La transaction a le vent en poupe
Du côté de la surveillance des marchés, le président de l’AMF s’est félicité d’avoir obtenu le droit de recourir aux données de connexion et de se faire communiquer les fadets, ce qui devrait l’aider dans sa mission. Il a précisé que l’AMF était prête en 2019 à reprendre à son compte les interdictions de commercialisation des options binaires et de certains contrats sur différence à fort effet de levier. S’agissant enfin de l’activité de sanction, le fait majeur est la progression constante du nombre de transactions (ou accord de composition administrative) par rapport à la procédure classique de sanction. En 2018, 12 accords de composition administrative ont été signés, 11 accords ont été validés par le Collège de l’AMF, 16 ont été examinés par la Commission des sanctions et 15 ont été homologués puis publiés (dont 7 accords signés et validés en 2017). Le montant total des sommes dues au Trésor public, en vertu des 12 accords signés, s’est élevé à 1 340 000 €. Fait notable, le nombre de transactions en matière d’abus de marché augmente de manière significative. La transaction a en effet été étendue à ces manquements par la loi du 21 juin 2016. Les deux premières ont été homologuées en 2017, tandis qu’en 2018, l’AMF en a conclu pas moins de 7 ! La procédure de transaction est donc bien adaptée à ces manquements, contrairement à ce qu’on pensait lorsqu’elle a été créée. Interrogé sur les critères qui incitent l’AMF à choisir une voie plutôt que l’autre, le président avait indiqué que lorsqu’une affaire intervenait dans un domaine où la jurisprudence était claire et qu’elle ne posait pas de difficultés particulières, la transaction était privilégiée. Globalement, la moitié des dossiers de contrôle et un tiers des dossiers d’enquête sont proposés à la transaction. Si la composition administrative est si utilisée, c’est que sa rapidité (elle doit être conclue dans les 4 mois) intéresse autant l’AMF que les mis en cause. Elle a par ailleurs le mérite de permettre à l’AMF des engagements de remédiation à l’entreprise et même d’indemnisation d’éventuelles victimes.

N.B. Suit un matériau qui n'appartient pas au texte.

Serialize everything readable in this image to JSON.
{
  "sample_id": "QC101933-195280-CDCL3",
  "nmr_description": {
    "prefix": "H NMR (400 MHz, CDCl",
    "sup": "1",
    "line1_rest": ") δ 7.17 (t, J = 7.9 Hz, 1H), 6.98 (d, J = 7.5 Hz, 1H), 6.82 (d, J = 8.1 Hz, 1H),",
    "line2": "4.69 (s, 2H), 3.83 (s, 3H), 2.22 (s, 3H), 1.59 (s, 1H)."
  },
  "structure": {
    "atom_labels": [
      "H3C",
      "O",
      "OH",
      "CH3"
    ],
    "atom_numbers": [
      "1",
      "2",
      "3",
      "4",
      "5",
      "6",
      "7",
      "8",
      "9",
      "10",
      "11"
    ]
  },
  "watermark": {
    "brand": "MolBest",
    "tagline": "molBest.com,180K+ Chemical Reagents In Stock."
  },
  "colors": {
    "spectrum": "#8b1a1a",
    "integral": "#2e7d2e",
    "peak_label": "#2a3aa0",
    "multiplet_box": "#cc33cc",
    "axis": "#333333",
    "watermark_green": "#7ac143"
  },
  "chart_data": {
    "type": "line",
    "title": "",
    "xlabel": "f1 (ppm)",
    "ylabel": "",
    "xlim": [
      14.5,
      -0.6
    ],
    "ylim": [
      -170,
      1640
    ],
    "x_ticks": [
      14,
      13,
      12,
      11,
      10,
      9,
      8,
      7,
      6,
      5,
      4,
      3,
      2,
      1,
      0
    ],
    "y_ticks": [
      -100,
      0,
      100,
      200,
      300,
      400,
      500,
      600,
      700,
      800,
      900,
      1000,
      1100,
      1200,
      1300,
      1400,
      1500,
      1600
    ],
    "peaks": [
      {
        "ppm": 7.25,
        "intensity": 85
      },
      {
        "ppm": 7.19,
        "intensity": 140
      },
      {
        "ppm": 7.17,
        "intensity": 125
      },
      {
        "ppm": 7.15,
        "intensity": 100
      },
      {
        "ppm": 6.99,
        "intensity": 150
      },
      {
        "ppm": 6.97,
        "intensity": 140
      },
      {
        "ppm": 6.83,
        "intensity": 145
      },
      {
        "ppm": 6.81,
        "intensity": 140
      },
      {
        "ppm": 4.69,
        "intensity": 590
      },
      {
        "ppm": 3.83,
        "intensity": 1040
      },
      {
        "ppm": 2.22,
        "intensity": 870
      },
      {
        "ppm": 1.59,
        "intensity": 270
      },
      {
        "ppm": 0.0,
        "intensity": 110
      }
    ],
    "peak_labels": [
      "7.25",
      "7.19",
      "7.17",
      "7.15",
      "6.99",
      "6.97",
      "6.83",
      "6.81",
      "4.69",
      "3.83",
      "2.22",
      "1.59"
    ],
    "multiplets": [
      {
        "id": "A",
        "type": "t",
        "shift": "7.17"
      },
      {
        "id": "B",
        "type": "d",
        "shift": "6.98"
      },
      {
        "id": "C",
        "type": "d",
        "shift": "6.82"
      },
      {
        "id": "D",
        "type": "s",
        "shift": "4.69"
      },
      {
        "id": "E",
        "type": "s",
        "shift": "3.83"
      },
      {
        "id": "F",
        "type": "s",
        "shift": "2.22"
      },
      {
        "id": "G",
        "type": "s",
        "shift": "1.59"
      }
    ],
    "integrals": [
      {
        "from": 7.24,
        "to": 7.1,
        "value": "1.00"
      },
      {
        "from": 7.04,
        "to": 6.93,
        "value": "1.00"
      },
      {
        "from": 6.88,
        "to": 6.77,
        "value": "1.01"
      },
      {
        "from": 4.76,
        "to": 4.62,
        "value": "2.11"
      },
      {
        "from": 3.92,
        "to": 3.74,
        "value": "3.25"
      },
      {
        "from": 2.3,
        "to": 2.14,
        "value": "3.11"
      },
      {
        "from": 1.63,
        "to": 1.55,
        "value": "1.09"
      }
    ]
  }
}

L’AMF a prononcé 7 millions d’euros d’amende
Concernant la procédure de sanction classique, les 17 décisions prononcées en 2018 ont concerné 53 personnes, dont 16 personnes morales et 37 personnes physiques. Elles ont abouti au prononcé de 44 sanctions pécuniaires, allant de 20 000 à 800 000 €, pour un montant total de 7 181 000 €. Parmi les décisions significatives prononcées en 2018, il y a lieu de mentionner le premier relèvement de sanction prononcé le 28 décembre. La loi Sapin 2 a introduit en effet la possibilité pour une personne sanctionnée par une interdiction à titre définitif d’exercice ou par un retrait définitif de carte professionnelle, de demander d’être relevée de cette sanction. La commission a procédé au premier relèvement le 28 décembre 2018. L’intéressé avait été condamné à une interdiction d’exercer l’activité de gestion pour compte de tiers en 2002. La commission a relevé qu’il avait à l’époque réparé les conséquences de ses actes, qu’il n’entendait plus exercer en France et qu’il s’était conformé à la sanction durant 16 ans. Enfin, depuis la loi du 21 juin 2016, les doubles poursuites administratives et pénales ne sont plus autorisées ce qui oblige l’AMF et le parquet national financier à se concerter sur chaque dossier pour décider qui traite l’affaire. On pouvait craindre que le parquet ne soit tenté d’user intensivement de ce nouveau pouvoir. En réalité, il s’en sert avec parcimonie. Jusqu’ici il ne s’est saisi que de deux dossiers dans leur intégralité et de deux autres partiellement, c’est-à-dire qu’il a considéré que certaines personnes relevaient de la justice pénale, laissant l’AMF juger les autres. Les décisions d’orienter un dossier vers la voie pénale ou administrative sont prises « au cas par cas », précise-t-on à l’AMF.